Despite instrumental records showing recent large temperature rises on the Tibetan Plateau (TP), only a few tree-ring temperature reconstructions capture this warming trend. Here, we sampled 260 trees from 7 Alpine treelines locations across the southeast TP. Standardized tree-ring width chronologies of Abies squamata and Sabina squamat were produced following Regional Curve Standardization detrending. The leading principal component of these records is well correlated with the regional summer (JJA) minimum temperature (MinT) (R2=0.47 P<0.001, 1953 to 2009). Hence we produce a regional summer MinT reconstruction spanning the last 212 years. This reconstruction reveals a long-term persistent warming trend,  starting in the 1820s, at a rate of 0.45±0.09 °C/century (1820-2009). Comparable warming trend since 1820s was also observed in Asian summer MinT reconstruction by the PAGES 2K project, with a very close warming rate (0.43±0.08 °C/century, 1820-1989).
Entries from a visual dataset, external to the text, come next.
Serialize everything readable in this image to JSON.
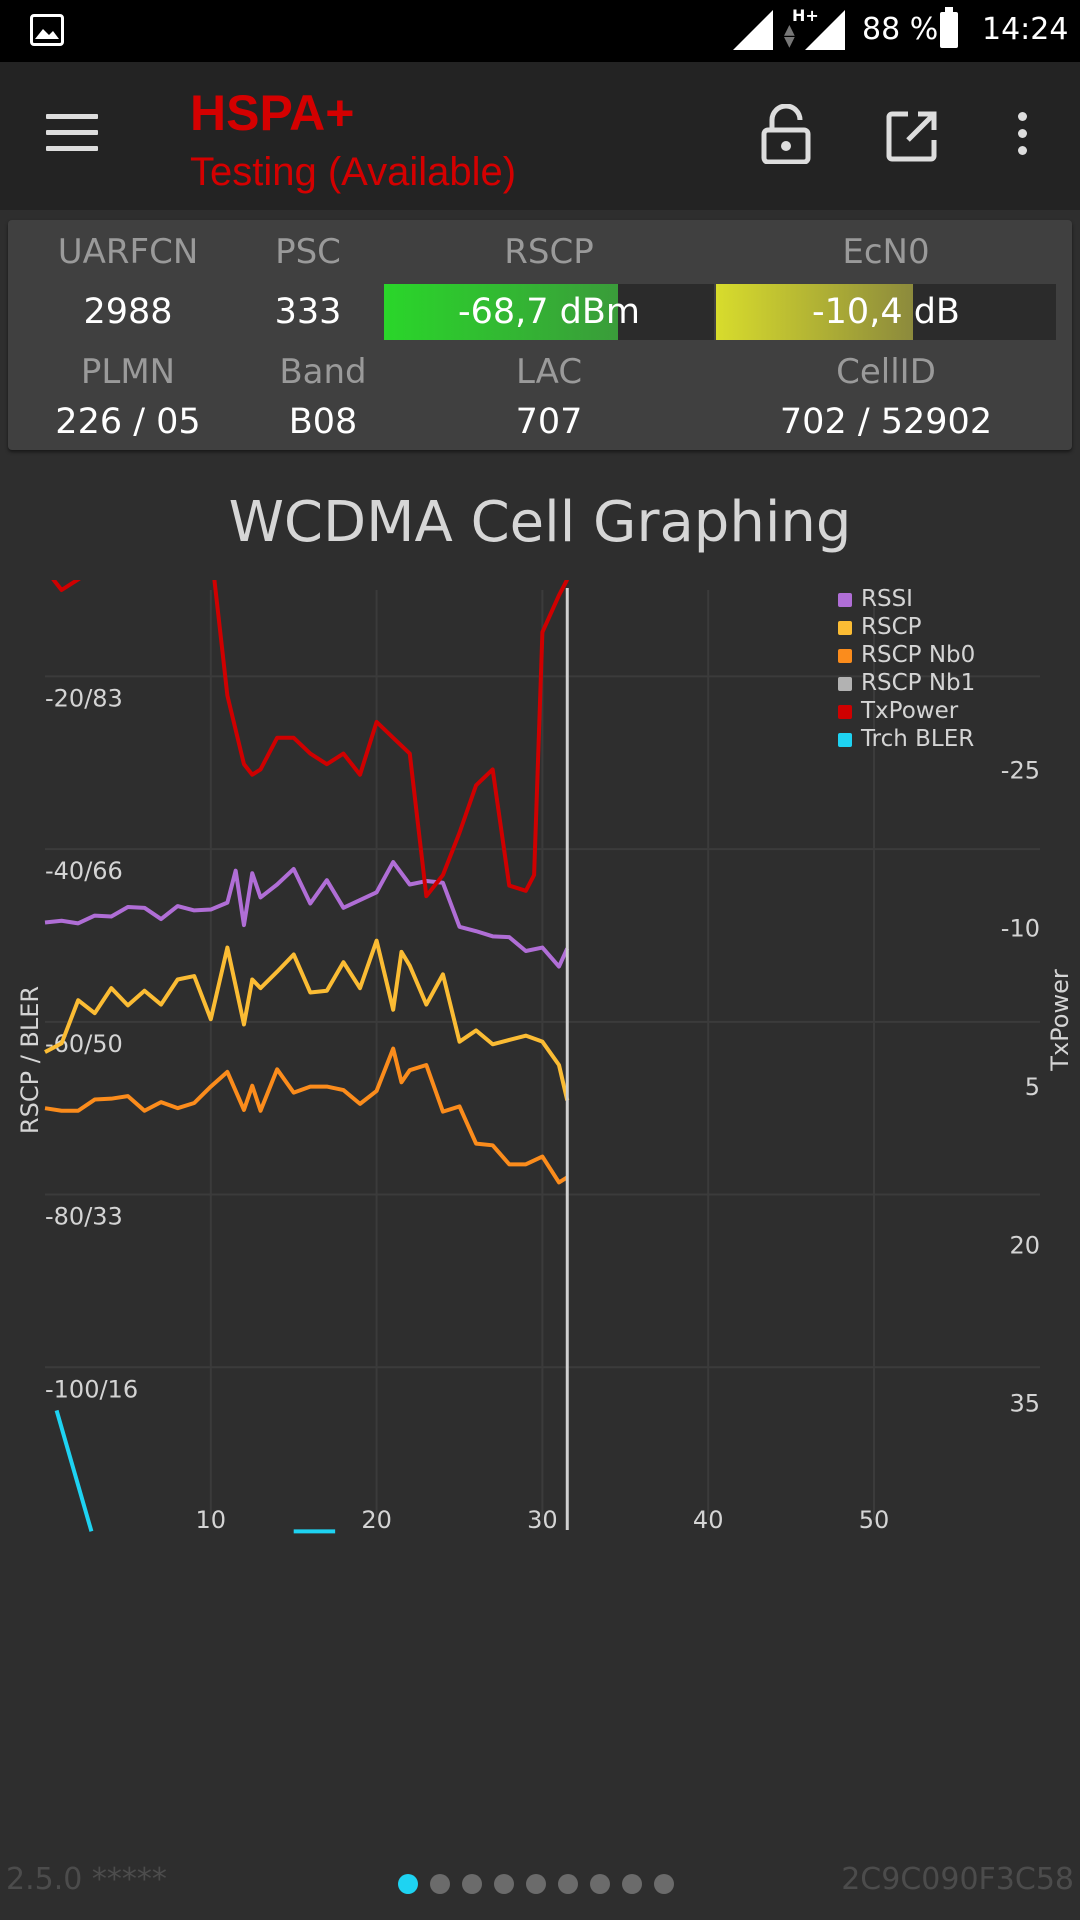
{
  "status_bar": {
    "battery": "88 %",
    "time": "14:24",
    "network": "H+",
    "icons": [
      "gallery-icon",
      "signal-icon",
      "data-arrows-icon",
      "signal-icon",
      "battery-icon"
    ]
  },
  "toolbar": {
    "title": "HSPA+",
    "subtitle": "Testing (Available)",
    "icons": [
      "menu-icon",
      "lock-icon",
      "open-external-icon",
      "more-vert-icon"
    ],
    "accent": "#d40000"
  },
  "cell_info": {
    "uarfcn_label": "UARFCN",
    "uarfcn": "2988",
    "psc_label": "PSC",
    "psc": "333",
    "rscp_label": "RSCP",
    "rscp": "-68,7 dBm",
    "rscp_level": 0.71,
    "rscp_color": "#2ad62a",
    "ecn0_label": "EcN0",
    "ecn0": "-10,4 dB",
    "ecn0_level": 0.58,
    "ecn0_color": "#d8dc2c",
    "plmn_label": "PLMN",
    "plmn": "226 / 05",
    "band_label": "Band",
    "band": "B08",
    "lac_label": "LAC",
    "lac": "707",
    "cellid_label": "CellID",
    "cellid": "702 / 52902"
  },
  "chart_title": "WCDMA Cell Graphing",
  "chart_data": {
    "type": "line",
    "title": "WCDMA Cell Graphing",
    "xlabel": "",
    "ylabel": "RSCP / BLER",
    "y2label": "TxPower",
    "xlim": [
      0,
      60
    ],
    "ylim": [
      -120,
      -10
    ],
    "y2lim": [
      50,
      -40
    ],
    "x_ticks": [
      10,
      20,
      30,
      40,
      50
    ],
    "y_ticks": [
      {
        "value": -20,
        "label": "-20/83"
      },
      {
        "value": -40,
        "label": "-40/66"
      },
      {
        "value": -60,
        "label": "-60/50"
      },
      {
        "value": -80,
        "label": "-80/33"
      },
      {
        "value": -100,
        "label": "-100/16"
      }
    ],
    "y2_ticks": [
      -25,
      -10,
      5,
      20,
      35
    ],
    "cursor_x": 31.5,
    "grid": true,
    "legend_position": "top-right",
    "series": [
      {
        "name": "RSSI",
        "color": "#b06ed6",
        "axis": "left",
        "x": [
          0,
          1,
          2,
          3,
          4,
          5,
          6,
          7,
          8,
          9,
          10,
          11,
          11.5,
          12,
          12.5,
          13,
          14,
          15,
          16,
          17,
          18,
          19,
          20,
          21,
          22,
          23,
          24,
          25,
          26,
          27,
          28,
          29,
          30,
          31,
          31.5
        ],
        "y": [
          -48.5,
          -48.3,
          -48.6,
          -47.7,
          -47.8,
          -46.7,
          -46.8,
          -48.1,
          -46.6,
          -47.1,
          -47.0,
          -46.2,
          -42.5,
          -48.8,
          -42.8,
          -45.6,
          -44.1,
          -42.3,
          -46.3,
          -43.6,
          -46.8,
          -45.9,
          -45.0,
          -41.5,
          -44.1,
          -43.7,
          -43.9,
          -49.0,
          -49.5,
          -50.1,
          -50.2,
          -51.8,
          -51.4,
          -53.6,
          -51.5
        ]
      },
      {
        "name": "RSCP",
        "color": "#fbbc34",
        "axis": "left",
        "x": [
          0,
          1,
          2,
          3,
          4,
          5,
          6,
          7,
          8,
          9,
          10,
          11,
          12,
          12.5,
          13,
          14,
          15,
          16,
          17,
          18,
          19,
          20,
          21,
          21.5,
          22,
          23,
          24,
          25,
          26,
          27,
          28,
          29,
          30,
          31,
          31.5
        ],
        "y": [
          -63.5,
          -62.5,
          -57.5,
          -59.0,
          -56.1,
          -58.1,
          -56.4,
          -58.0,
          -55.1,
          -54.7,
          -59.7,
          -51.4,
          -60.3,
          -55.1,
          -56.1,
          -54.2,
          -52.2,
          -56.6,
          -56.4,
          -53.1,
          -56.1,
          -50.6,
          -58.6,
          -51.9,
          -53.5,
          -58.0,
          -54.5,
          -62.3,
          -61.0,
          -62.6,
          -62.1,
          -61.6,
          -62.3,
          -65.0,
          -69.1
        ]
      },
      {
        "name": "RSCP Nb0",
        "color": "#fb8c1c",
        "axis": "left",
        "x": [
          0,
          1,
          2,
          3,
          4,
          5,
          6,
          7,
          8,
          9,
          10,
          11,
          12,
          12.5,
          13,
          14,
          15,
          16,
          17,
          18,
          19,
          20,
          21,
          21.5,
          22,
          23,
          24,
          25,
          26,
          27,
          28,
          29,
          30,
          31,
          31.5
        ],
        "y": [
          -70.0,
          -70.3,
          -70.3,
          -69.0,
          -68.9,
          -68.6,
          -70.3,
          -69.3,
          -70.0,
          -69.4,
          -67.5,
          -65.8,
          -70.2,
          -67.4,
          -70.3,
          -65.5,
          -68.2,
          -67.5,
          -67.5,
          -67.9,
          -69.5,
          -68.0,
          -63.1,
          -67.0,
          -65.6,
          -65.0,
          -70.4,
          -69.8,
          -74.1,
          -74.3,
          -76.5,
          -76.5,
          -75.6,
          -78.6,
          -78.0
        ]
      },
      {
        "name": "RSCP Nb1",
        "color": "#b2b2b2",
        "axis": "left",
        "x": [],
        "y": []
      },
      {
        "name": "TxPower",
        "color": "#cf0000",
        "axis": "right",
        "x": [
          0,
          1,
          2,
          3,
          4,
          5,
          6,
          7,
          8,
          9,
          10,
          11,
          12,
          12.5,
          13,
          14,
          15,
          16,
          17,
          18,
          19,
          20,
          21,
          22,
          23,
          24,
          25,
          26,
          27,
          28,
          29,
          29.5,
          30,
          31,
          31.5
        ],
        "y": [
          -42.0,
          -40.0,
          -41.0,
          -42.0,
          -43.0,
          -44.0,
          -43.5,
          -43.5,
          -43.5,
          -44.0,
          -44.0,
          -30.0,
          -23.5,
          -22.5,
          -23.0,
          -26.0,
          -26.0,
          -24.5,
          -23.5,
          -24.5,
          -22.5,
          -27.5,
          -26.0,
          -24.5,
          -11.0,
          -13.0,
          -17.0,
          -21.5,
          -23.0,
          -12.0,
          -11.5,
          -13.0,
          -36.0,
          -39.5,
          -41.0
        ]
      },
      {
        "name": "Trch BLER",
        "color": "#1ed3f2",
        "axis": "left",
        "segments": [
          {
            "x": [
              0.7,
              2.8
            ],
            "y": [
              -105,
              -119
            ]
          },
          {
            "x": [
              15.0,
              17.5
            ],
            "y": [
              -119,
              -119
            ]
          }
        ]
      }
    ]
  },
  "footer": {
    "version": "2.5.0 *****",
    "device_id": "2C9C090F3C58",
    "pages": 9,
    "active_page": 0
  }
}
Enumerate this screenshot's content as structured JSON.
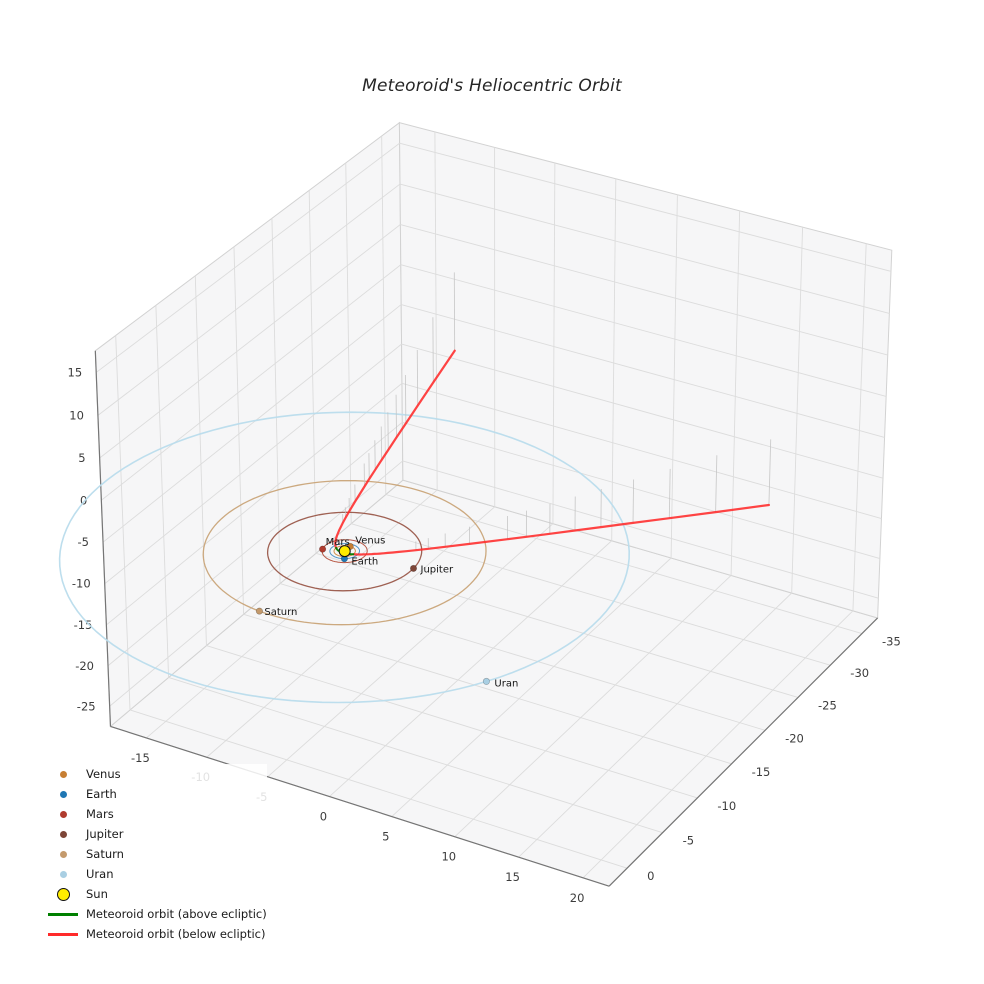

As a result of both this gradual warming trend and an increasing multi-decadal variability, the 1990s-2000s decades are the warmest in the whole record.  The strongest decadal cooling is during the 1950s and the largest warming trend during the 1970s. The magnitude of warming from 1973 to 2003 was larger than the total warming trend from 1820s to 2009, and we note frequent extreme climate events since 1950. The pattern of this large multi-decadal variability has similarities with the Atlantic Multi-decadal Oscillation (AMO), suggesting common causality. CMIP5 historical simulations do not capture the magnitude or timing of this multi-decadal variability. The ensemble CMIP5 average produces a steady warming trend after the 1970s, which only accounts for about 60% of the observed warming trend. Thus TP summer temperature could reflect a climate response to increased greenhouse gas concentrations, and may be modulated by multi-decadal variation in common with the Atlantic sector.